Oh nabbed his second and third hits of the day in the second and fourth innings, finding holes on the both the right and left sides of the infield.
But Oh’s deja vu moment came in the sixth.
After singling for his fourth hit of the day, Oh advanced to second when Vince Bruno was hit by a pitch. After Tony Renda singled through the left side, Oh was waved home again. Left fielder Adam Nelubowich’s throw was on target this time, and Slaybaugh partially blocked home plate. But Oh craftily slid in on his left flank, dropping his left hand on home plate just ahead of the tag to give Cal a 4-2 lead.
“(Renda) was saying ‘You gotta get going again,’ and so I was like ‘Oh, this is a little deja vu,'” Oh said. “Luckily I was just able to slide in.”
An already wild game grew even wilder in the final three innings. Cal starter Chris Muse-Fisher gave up just two runs in six innings of work, but Cal’s bullpen blew his quality start.
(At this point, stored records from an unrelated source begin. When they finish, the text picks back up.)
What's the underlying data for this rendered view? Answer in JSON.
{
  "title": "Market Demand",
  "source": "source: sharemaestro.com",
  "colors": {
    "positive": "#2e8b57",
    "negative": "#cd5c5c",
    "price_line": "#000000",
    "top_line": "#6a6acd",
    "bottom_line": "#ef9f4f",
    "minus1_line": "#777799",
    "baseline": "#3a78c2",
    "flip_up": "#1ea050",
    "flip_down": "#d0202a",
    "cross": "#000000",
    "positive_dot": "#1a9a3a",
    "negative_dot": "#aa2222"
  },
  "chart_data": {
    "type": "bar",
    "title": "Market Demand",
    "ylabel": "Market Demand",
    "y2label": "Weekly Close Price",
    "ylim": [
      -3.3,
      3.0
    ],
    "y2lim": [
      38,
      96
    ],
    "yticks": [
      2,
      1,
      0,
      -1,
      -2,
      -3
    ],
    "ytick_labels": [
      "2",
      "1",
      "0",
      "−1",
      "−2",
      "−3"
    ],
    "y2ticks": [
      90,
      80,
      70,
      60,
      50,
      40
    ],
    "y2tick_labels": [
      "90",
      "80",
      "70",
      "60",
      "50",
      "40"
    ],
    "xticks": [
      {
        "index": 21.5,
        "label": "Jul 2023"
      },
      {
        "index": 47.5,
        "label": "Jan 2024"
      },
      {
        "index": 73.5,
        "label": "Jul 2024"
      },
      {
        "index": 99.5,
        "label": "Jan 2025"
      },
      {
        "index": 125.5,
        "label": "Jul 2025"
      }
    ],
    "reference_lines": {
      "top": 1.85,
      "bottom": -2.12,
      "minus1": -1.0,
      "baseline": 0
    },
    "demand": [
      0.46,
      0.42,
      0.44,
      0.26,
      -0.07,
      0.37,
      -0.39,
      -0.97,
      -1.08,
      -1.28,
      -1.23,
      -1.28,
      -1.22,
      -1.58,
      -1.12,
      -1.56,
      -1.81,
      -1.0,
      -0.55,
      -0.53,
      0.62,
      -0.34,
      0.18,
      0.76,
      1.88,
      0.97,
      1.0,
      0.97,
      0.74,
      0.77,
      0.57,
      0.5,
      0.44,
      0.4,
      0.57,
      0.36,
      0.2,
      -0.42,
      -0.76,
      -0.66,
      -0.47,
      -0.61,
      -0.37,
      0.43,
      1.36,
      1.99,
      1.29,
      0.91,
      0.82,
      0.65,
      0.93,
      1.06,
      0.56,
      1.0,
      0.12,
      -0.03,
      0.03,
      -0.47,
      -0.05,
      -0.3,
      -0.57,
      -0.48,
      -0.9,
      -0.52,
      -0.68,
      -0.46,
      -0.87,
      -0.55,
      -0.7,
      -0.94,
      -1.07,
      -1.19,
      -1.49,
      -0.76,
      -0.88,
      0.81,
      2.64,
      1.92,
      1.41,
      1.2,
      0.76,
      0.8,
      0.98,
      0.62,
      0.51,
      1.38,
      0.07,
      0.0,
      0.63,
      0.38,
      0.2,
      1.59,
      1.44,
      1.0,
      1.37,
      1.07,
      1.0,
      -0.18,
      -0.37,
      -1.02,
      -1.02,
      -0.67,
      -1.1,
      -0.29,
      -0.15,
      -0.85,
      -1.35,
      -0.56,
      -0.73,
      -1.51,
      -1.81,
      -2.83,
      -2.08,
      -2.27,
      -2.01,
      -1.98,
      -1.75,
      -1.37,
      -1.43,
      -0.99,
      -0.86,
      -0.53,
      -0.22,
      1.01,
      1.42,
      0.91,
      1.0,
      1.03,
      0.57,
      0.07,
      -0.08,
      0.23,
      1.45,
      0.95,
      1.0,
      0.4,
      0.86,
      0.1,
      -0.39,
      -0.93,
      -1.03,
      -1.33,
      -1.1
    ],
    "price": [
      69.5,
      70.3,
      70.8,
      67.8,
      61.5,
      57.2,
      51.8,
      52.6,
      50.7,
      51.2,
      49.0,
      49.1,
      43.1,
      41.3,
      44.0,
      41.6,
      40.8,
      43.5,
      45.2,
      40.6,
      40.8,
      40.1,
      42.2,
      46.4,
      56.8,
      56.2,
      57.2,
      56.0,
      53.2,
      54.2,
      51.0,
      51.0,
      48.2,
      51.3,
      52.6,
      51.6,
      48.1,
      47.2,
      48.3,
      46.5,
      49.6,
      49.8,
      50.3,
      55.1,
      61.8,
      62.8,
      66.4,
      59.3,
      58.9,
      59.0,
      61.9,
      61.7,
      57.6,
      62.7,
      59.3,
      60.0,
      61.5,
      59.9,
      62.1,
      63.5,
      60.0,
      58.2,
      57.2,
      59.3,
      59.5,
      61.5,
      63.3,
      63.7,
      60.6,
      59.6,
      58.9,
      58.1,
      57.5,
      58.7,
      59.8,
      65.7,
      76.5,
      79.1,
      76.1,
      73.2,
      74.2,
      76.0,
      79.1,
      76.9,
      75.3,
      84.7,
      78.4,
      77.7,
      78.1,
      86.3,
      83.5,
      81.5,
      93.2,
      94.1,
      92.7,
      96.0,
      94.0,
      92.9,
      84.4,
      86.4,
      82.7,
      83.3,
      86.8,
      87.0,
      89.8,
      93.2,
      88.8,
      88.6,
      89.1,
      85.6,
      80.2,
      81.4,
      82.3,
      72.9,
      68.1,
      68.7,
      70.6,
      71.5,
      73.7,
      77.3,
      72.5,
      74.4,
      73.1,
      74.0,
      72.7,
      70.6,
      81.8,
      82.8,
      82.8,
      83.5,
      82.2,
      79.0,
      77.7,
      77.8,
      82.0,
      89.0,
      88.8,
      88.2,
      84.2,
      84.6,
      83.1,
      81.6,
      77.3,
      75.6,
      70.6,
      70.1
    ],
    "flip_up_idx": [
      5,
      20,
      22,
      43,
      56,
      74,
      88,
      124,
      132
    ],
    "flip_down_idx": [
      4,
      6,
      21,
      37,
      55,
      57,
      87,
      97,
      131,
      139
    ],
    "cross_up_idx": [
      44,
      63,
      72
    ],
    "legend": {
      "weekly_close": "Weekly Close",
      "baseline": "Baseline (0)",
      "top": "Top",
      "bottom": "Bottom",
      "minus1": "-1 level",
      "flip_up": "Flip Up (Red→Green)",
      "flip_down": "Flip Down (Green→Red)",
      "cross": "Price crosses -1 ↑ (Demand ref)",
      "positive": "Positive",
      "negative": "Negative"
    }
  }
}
Logan Scott loaded the bases in the seventh while recording just one out, and Joey Donofrio surrendered a bases-clearing double that gave the Cougars (24-24) a 5-4 lead at the seventh inning stretch.
The Bears (26-22) proceeded to not just eliminate that deficit, but blow the game wide open.
Cal added two runs on a Chadd Krist single and a trio of Washington State errors. Oh recorded his career-high fifth hit of the afternoon on a bloop single to left, knocking in Mike Reuvekamp and advancing to second on an error.
“When I go 4-for-4 all the guys are like ‘Can you go 5-for-5?'” Oh said. “No pressure. And then when I hit that ball everyone was yelling ‘That’ll do it!'”
“It was just meant to fall.”
The Bears added two more runs in the seventh to extend their lead to 8-5, and blew the game open with five tack-on runs in the eighth. With a run already in, Oh took four balls as Washington State’s Richie Ochoa appeared to pitch around Oh rather than risk giving up Oh’s school record-tying sixth hit. Only four other Cal players have recorded six hits in a game.
“I don’t think they were trying to pitch around me,” Oh said. “(In a 3-1 count) I thought I was going to get a good pitch to hit. But I should’ve check-swung or swung and missed so I’d get another pitch to hit — on purpose, to get another pitch.”
The win snaps Cal’s three-game losing streak and numbs the sting of being swept by Arizona this weekend. The win does not count as a conference game, but the Bears will urgently need more wins like this if they want any shot of advancing to the postseason. The Bears will close the regular season with two series against the Pac-12’s best, starting with No. 11 UCLA this weekend.
“Psychologically you get in that mode where you just don’t know how to find a win,” Esquer said. “And that can get contagious as much as winning and hitting well does.”
“It’ll be good to go into practice tomorrow with a little different taste in our mouth.